ハクは、自分達を連れ去ろうとする潮流の行く末を、ぎっと見据えていた。


------時が逆流している。銭婆が言っていたのは、このことか。


自分も、一応龍神の端くれだ。
少しくらいの時わたりなら、問題なくできる。

だが。
この時間の狂いはただごとではない。
何が起こったのか。

時を戻そうとしているのは、何者か。



時の波間にあおられるふたりは、激流にもまれる木の葉のようで。
歯をくいしばるハクの目の前に、様々なよしなしごとが、走馬灯のように現われては、あっという間に、後方に流れ去ってゆく。
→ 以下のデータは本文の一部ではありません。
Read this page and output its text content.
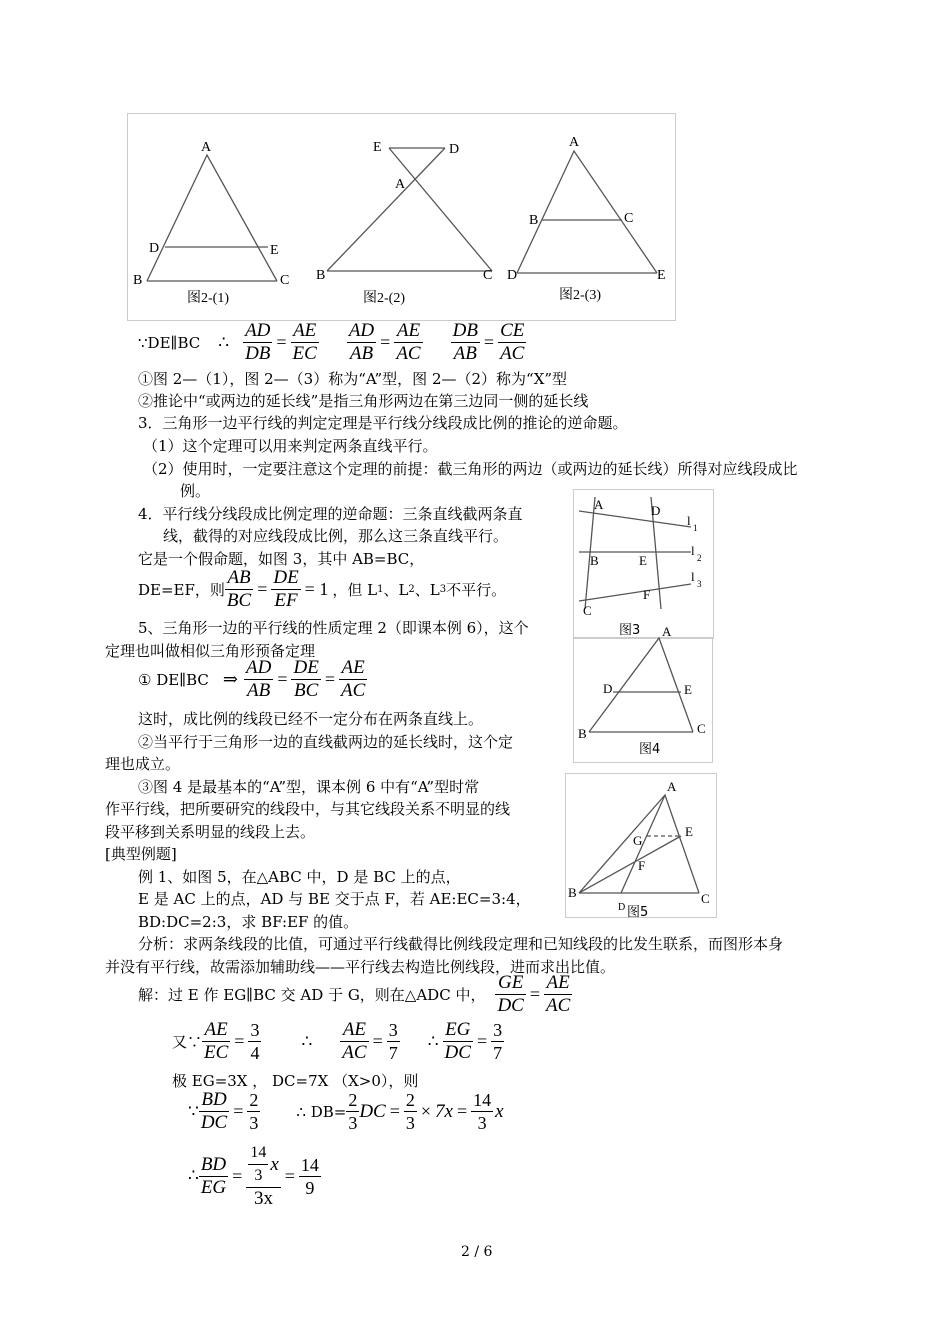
A
D	E
B	C
E	D
A
B	C
A
B	C
D	E
图2-(1)	图2-(2)	图2-(3)
∵DE∥BC ∴ $\frac{AD}{DB} = \frac{AE}{EC} \frac{AD}{AB} = \frac{AE}{AC} \frac{DB}{AB} = \frac{CE}{AC}$
①图 2—（1），图 2—（3）称为“A”型，图 2—（2）称为“X”型
②推论中“或两边的延长线”是指三角形两边在第三边同一侧的延长线
3．三角形一边平行线的判定定理是平行线分线段成比例的推论的逆命题。
（1）这个定理可以用来判定两条直线平行。
（2）使用时，一定要注意这个定理的前提：截三角形的两边（或两边的延长线）所得对应线段成比
例。
4．平行线分线段成比例定理的逆命题：三条直线截两条直
线，截得的对应线段成比例，那么这三条直线平行。
它是一个假命题，如图 3，其中 AB=BC，
DE=EF，则 $\frac{AB}{BC} = \frac{DE}{EF} = 1$ ，但 L 1 、L 2 、L 3 不平行。
A	D
l 1
B	E
l 2
l 3
F
C
图3
5、三角形一边的平行线的性质定理 2（即课本例 6），这个
定理也叫做相似三角形预备定理
① DE∥BC ⇒ $\frac{AD}{AB} = \frac{DE}{BC} = \frac{AE}{AC}$
这时，成比例的线段已经不一定分布在两条直线上。
②当平行于三角形一边的直线截两边的延长线时，这个定
理也成立。
③图 4 是最基本的“A”型，课本例 6 中有“A”型时常
作平行线，把所要研究的线段中，与其它线段关系不明显的线
段平移到关系明显的线段上去。
A
D	E
B	C
图4
A
G
E
F
B	C
D 图5
[典型例题]
例 1、如图 5，在△ABC 中，D 是 BC 上的点，
E 是 AC 上的点，AD 与 BE 交于点 F，若 AE:EC=3:4，
BD:DC=2:3，求 BF:EF 的值。
分析：求两条线段的比值，可通过平行线截得比例线段定理和已知线段的比发生联系，而图形本身
并没有平行线，故需添加辅助线——平行线去构造比例线段，进而求出比值。
解：过 E 作 EG∥BC 交 AD 于 G，则在△ADC 中， $\frac{GE}{DC} = \frac{AE}{AC}$
又∵ $\frac{AE}{EC} = \frac{3}{4}$ ∴ $\frac{AE}{AC} = \frac{3}{7}$ ∴ $\frac{EG}{DC} = \frac{3}{7}$
极 EG=3X ， DC=7X （X>0），则
∵ $\frac{BD}{DC} = \frac{2}{3}$ ∴ $DB= \frac{2}{3}$ DC = $\frac{2}{3} \times 7x = \frac{14}{3}$ x
∴ $\frac{BD}{EG} = \frac{\frac{14}{3} x}{3x} = \frac{14}{9}$
2 / 6
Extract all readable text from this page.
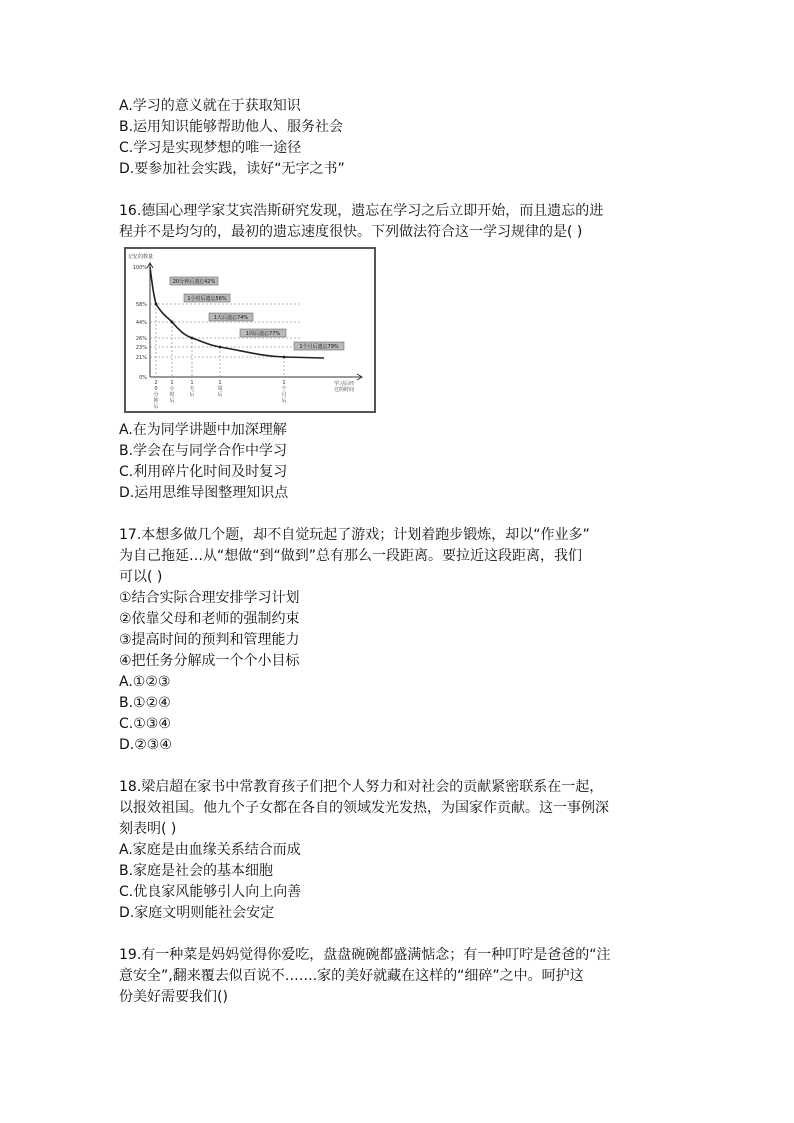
A.学习的意义就在于获取知识
B.运用知识能够帮助他人、服务社会
C.学习是实现梦想的唯一途径
D.要参加社会实践，读好“无字之书”
16.德国心理学家艾宾浩斯研究发现，遗忘在学习之后立即开始，而且遗忘的进
程并不是均匀的，最初的遗忘速度很快。下列做法符合这一学习规律的是( )
记忆的数量
100%
58%
44%
26%
23%
21%
0%
2 0 分钟后
1 小时后
1 天后
1 周后
1 个月后
学习后经过的时间
20分钟后遗忘42%
1小时后遗忘56%
1天后遗忘74%
1周后遗忘77%
1个月后遗忘79%
A.在为同学讲题中加深理解
B.学会在与同学合作中学习
C.利用碎片化时间及时复习
D.运用思维导图整理知识点
17.本想多做几个题，却不自觉玩起了游戏；计划着跑步锻炼，却以“作业多”
为自己拖延…从“想做“到“做到”总有那么一段距离。要拉近这段距离，我们
可以( )
①结合实际合理安排学习计划
②依靠父母和老师的强制约束
③提高时间的预判和管理能力
④把任务分解成一个个小目标
A.①②③
B.①②④
C.①③④
D.②③④
18.梁启超在家书中常教育孩子们把个人努力和对社会的贡献紧密联系在一起，
以报效祖国。他九个子女都在各自的领域发光发热，为国家作贡献。这一事例深
刻表明( )
A.家庭是由血缘关系结合而成
B.家庭是社会的基本细胞
C.优良家风能够引人向上向善
D.家庭文明则能社会安定
19.有一种菜是妈妈觉得你爱吃，盘盘碗碗都盛满惦念；有一种叮咛是爸爸的“注
意安全”,翻来覆去似百说不…….家的美好就藏在这样的“细碎”之中。呵护这
份美好需要我们()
愛しいものの手を放し、人の世界へと送り出した時の、風。

夕暮れ前、太鼓橋で出会った、まとめ髪の少女。

魔女の前に跪(ひざまづ)く、幼い自分。

埋め立てられる、琥珀川。

桃色の、子供靴。

嫁入り姿の雨の神。

冷たくなった、母龍。




しっかり見ておかなければ。
どの程度の時を流されているのかを見極めておかなければ、帰るときに、困る。



時の逆流はまだまだ続く。
もしかすると、もう自分が生まれた時よりもはるか以前かもしれない。
時間だけではなく、場所も狂っているようだ。


大丈夫だろうか。
こんなにも膨大な時と場所の流れを、自分の力で渡り切る事が、できるだろうか。


いや。何としてでも。無事戻らなければならない。
腕の中の愛しい少女のために・・・・・・





二人を押し流す流れの先に。
光が見えた。
出口らしい。


その光が突然大きくなり、あまりのまぶしさに思わずハクが目を閉じた時。


「ハクーーーーーーーーーーーーーーーーーーーーーーーーーーーー!!!」


ハクの心臓が凍りついた。

千尋が腕の中から滑り落ちた。
必死で伸ばした手と手は。
かすかに指先どうしをかすめたのを最後に。